Staff also partnered with local tribes to host two drive-through events. At the first, which happened in the city of Anadarko in collaboration with the Wichita and Affiliated Tribes, study staffers distributed face masks at a COVID-19 vaccination drive. The second event took place at the Comanche Nation Tribal Complex. Organizers announced the events on the Strong Heart Study Facebook page and on the social media platforms of the partner tribes.

“These two drive-through events were hugely successful. People drove long distances for the masks,” said Tauqeer Ali, Ph.D., M.P.H., principal investigator of the Oklahoma Center.  “American Indian tribes have been very pro-active in the fight against COVID-19 by implementing preventive measures early during this pandemic, such as organizing COVID-19 vaccination drives; distributing face masks and hand sanitizers; and making public health announcements to emphasize the importance of wearing masks and social distancing,” added Ali, who also is a professor of research in the Department of Biostatistics and Epidemiology at the University of Oklahoma Health Sciences Center in Oklahoma City.  Ali has been with the Strong Heart program since its early days. 

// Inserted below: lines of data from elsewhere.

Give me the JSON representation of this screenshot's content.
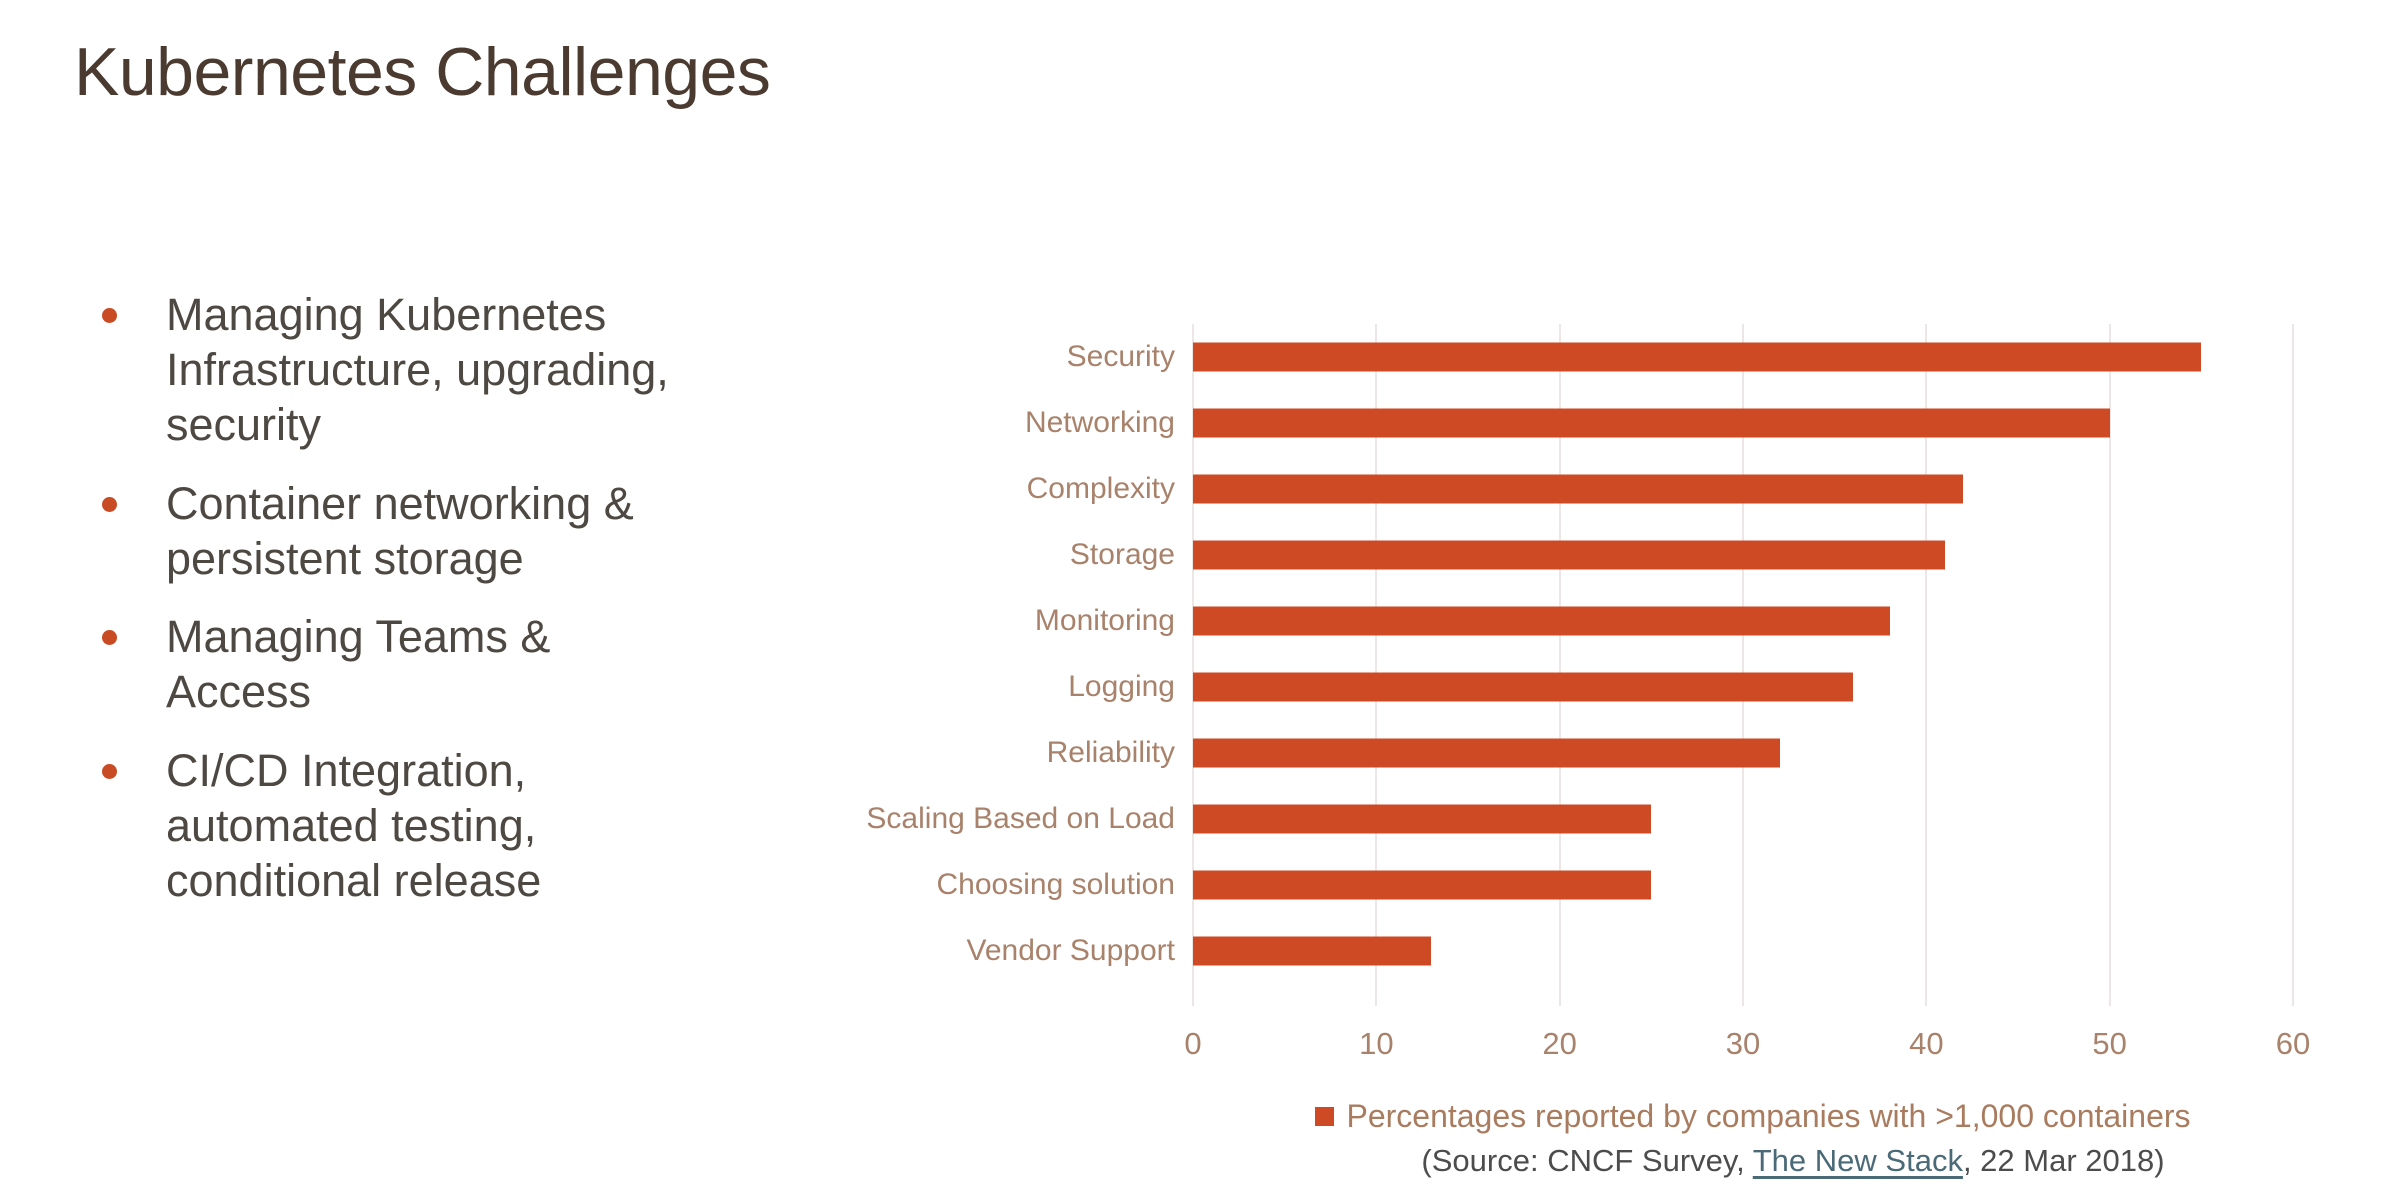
{
  "slide": {
    "title": "Kubernetes Challenges",
    "bullets": [
      [
        "Managing Kubernetes",
        "Infrastructure, upgrading,",
        "security"
      ],
      [
        "Container networking &",
        "persistent storage"
      ],
      [
        "Managing Teams &",
        "Access"
      ],
      [
        "CI/CD Integration,",
        "automated testing,",
        "conditional release"
      ]
    ]
  },
  "chart_data": {
    "type": "bar",
    "orientation": "horizontal",
    "categories": [
      "Security",
      "Networking",
      "Complexity",
      "Storage",
      "Monitoring",
      "Logging",
      "Reliability",
      "Scaling Based on Load",
      "Choosing solution",
      "Vendor Support"
    ],
    "values": [
      55,
      50,
      42,
      41,
      38,
      36,
      32,
      25,
      25,
      13
    ],
    "xlim": [
      0,
      60
    ],
    "x_ticks": [
      0,
      10,
      20,
      30,
      40,
      50,
      60
    ],
    "grid": true,
    "legend_position": "bottom",
    "legend_label": "Percentages reported by companies with >1,000 containers",
    "source_prefix": "(Source: CNCF Survey, ",
    "source_link": "The New Stack",
    "source_suffix": ", 22 Mar 2018)"
  },
  "colors": {
    "bg": "#ffffff",
    "title": "#4a3a30",
    "text": "#4e4842",
    "bullet": "#c94b24",
    "bar": "#ce4a24",
    "axis": "#a8826b",
    "grid": "#ece7e4",
    "legend": "#a97c5f",
    "source": "#4c4c4c",
    "link": "#4a6a77"
  }
}
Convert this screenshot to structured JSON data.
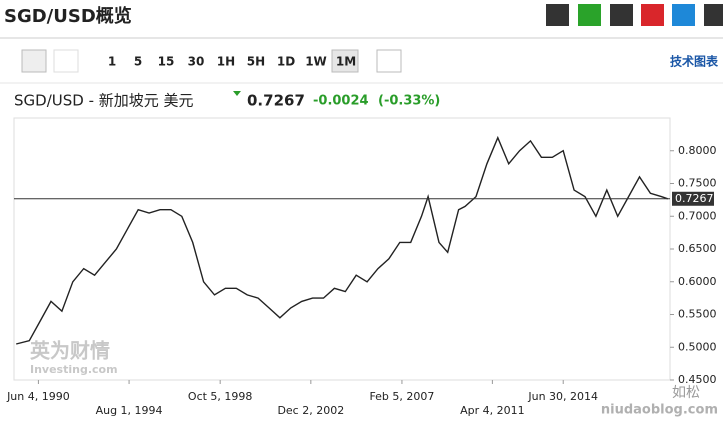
{
  "header": {
    "title": "SGD/USD概览"
  },
  "toolbar": {
    "intervals": [
      "1",
      "5",
      "15",
      "30",
      "1H",
      "5H",
      "1D",
      "1W",
      "1M"
    ],
    "tech_chart": "技术图表"
  },
  "quote": {
    "name": "SGD/USD - 新加坡元 美元",
    "price": "0.7267",
    "change": "-0.0024",
    "change_pct": "(-0.33%)"
  },
  "watermarks": [
    "英为财情",
    "Investing.com",
    "如松",
    "niudaoblog.com"
  ],
  "chart_data": {
    "type": "line",
    "color": "#222222",
    "current_price": 0.7267,
    "current_color": "#333333",
    "x": [
      1989.4,
      1990,
      1990.5,
      1991,
      1991.5,
      1992,
      1992.5,
      1993,
      1993.5,
      1994,
      1994.5,
      1995,
      1995.5,
      1996,
      1996.5,
      1997,
      1997.5,
      1998,
      1998.5,
      1999,
      1999.5,
      2000,
      2000.5,
      2001,
      2001.5,
      2002,
      2002.5,
      2003,
      2003.5,
      2004,
      2004.5,
      2005,
      2005.5,
      2006,
      2006.5,
      2007,
      2007.5,
      2008,
      2008.3,
      2008.8,
      2009.2,
      2009.7,
      2010,
      2010.5,
      2011,
      2011.5,
      2012,
      2012.5,
      2013,
      2013.5,
      2014,
      2014.5,
      2015,
      2015.5,
      2016,
      2016.5,
      2017,
      2017.5,
      2018,
      2018.5,
      2019,
      2019.3
    ],
    "values": [
      0.505,
      0.51,
      0.54,
      0.57,
      0.555,
      0.6,
      0.62,
      0.61,
      0.63,
      0.65,
      0.68,
      0.71,
      0.705,
      0.71,
      0.71,
      0.7,
      0.66,
      0.6,
      0.58,
      0.59,
      0.59,
      0.58,
      0.575,
      0.56,
      0.545,
      0.56,
      0.57,
      0.575,
      0.575,
      0.59,
      0.585,
      0.61,
      0.6,
      0.62,
      0.635,
      0.66,
      0.66,
      0.7,
      0.73,
      0.66,
      0.645,
      0.71,
      0.715,
      0.73,
      0.78,
      0.82,
      0.78,
      0.8,
      0.815,
      0.79,
      0.79,
      0.8,
      0.74,
      0.73,
      0.7,
      0.74,
      0.7,
      0.73,
      0.76,
      0.735,
      0.73,
      0.7267
    ],
    "xlim": [
      1989.3,
      2019.4
    ],
    "xticks": [
      {
        "value": 1990.42,
        "label": "Jun 4, 1990"
      },
      {
        "value": 1994.58,
        "label": "Aug 1, 1994"
      },
      {
        "value": 1998.76,
        "label": "Oct 5, 1998"
      },
      {
        "value": 2002.92,
        "label": "Dec 2, 2002"
      },
      {
        "value": 2007.1,
        "label": "Feb 5, 2007"
      },
      {
        "value": 2011.25,
        "label": "Apr 4, 2011"
      },
      {
        "value": 2014.5,
        "label": "Jun 30, 2014"
      }
    ],
    "ylim": [
      0.45,
      0.85
    ],
    "yticks": [
      {
        "value": 0.45,
        "label": "0.4500"
      },
      {
        "value": 0.5,
        "label": "0.5000"
      },
      {
        "value": 0.55,
        "label": "0.5500"
      },
      {
        "value": 0.6,
        "label": "0.6000"
      },
      {
        "value": 0.65,
        "label": "0.6500"
      },
      {
        "value": 0.7,
        "label": "0.7000"
      },
      {
        "value": 0.75,
        "label": "0.7500"
      },
      {
        "value": 0.8,
        "label": "0.8000"
      }
    ]
  }
}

In addition to the drive-through events, the Oklahoma Strong Heart Study Center also worked with the participating tribes’ elder nutrition programs, which provide free home-delivered meals and face masks to the tribal elders. Strong Heart Study staff members have also been calling study participants to check on them and to tell them about COVID-19-related services being offered by the local tribes and community members.

Looking toward a healthier future  

Older tribal member gets ready to receive a COVID-19 vaccine from Strong Heart staff worker.
Older tribal member gets ready to receive a COVID-19 vaccine from Strong Heart staff worker.

Despite the challenges brought on by the pandemic, Strong Heart Study staff continue to push forward with a sense of urgency, its leaders said. It recently partnered with the NHLBI-funded Collaborative Cohort of Cohorts for COVID-19 Research (C4R), an observational study of more than 50,000 individuals nationwide to determine factors that predict disease severity and long-term health impacts of COVID-19. Heart disease, which is prevalent in the Strong Heart population, is a known risk factor for severe COVID. 

Participants in C4R, who were enrolled from 14 long-term cohort studies, range in age from young adulthood to elderly and reflect the racial/ethnic, socioeconomic, and geographic diversity of the United States. The Strong Heart Study represents the only American Indian group in this new study. The C4R study is ongoing and final results are not available.   “COVID has changed everything – how we collect data, how people live, the stressors in our life, how we go to the doctor,” said Strong Heart’s Marcia O’Leary. “We don’t know exactly how this will play out as far as how COVID impacts cardiovascular disease in this population in the long-term. But hopefully we can get ahead of it. We’re  just on the brink of really understanding it.”

O’Leary said she’s optimistic that tribal members will prevail. “Nobody’s more resilient or accustomed to having to adjust and rebound than our American Indian partners,” she said.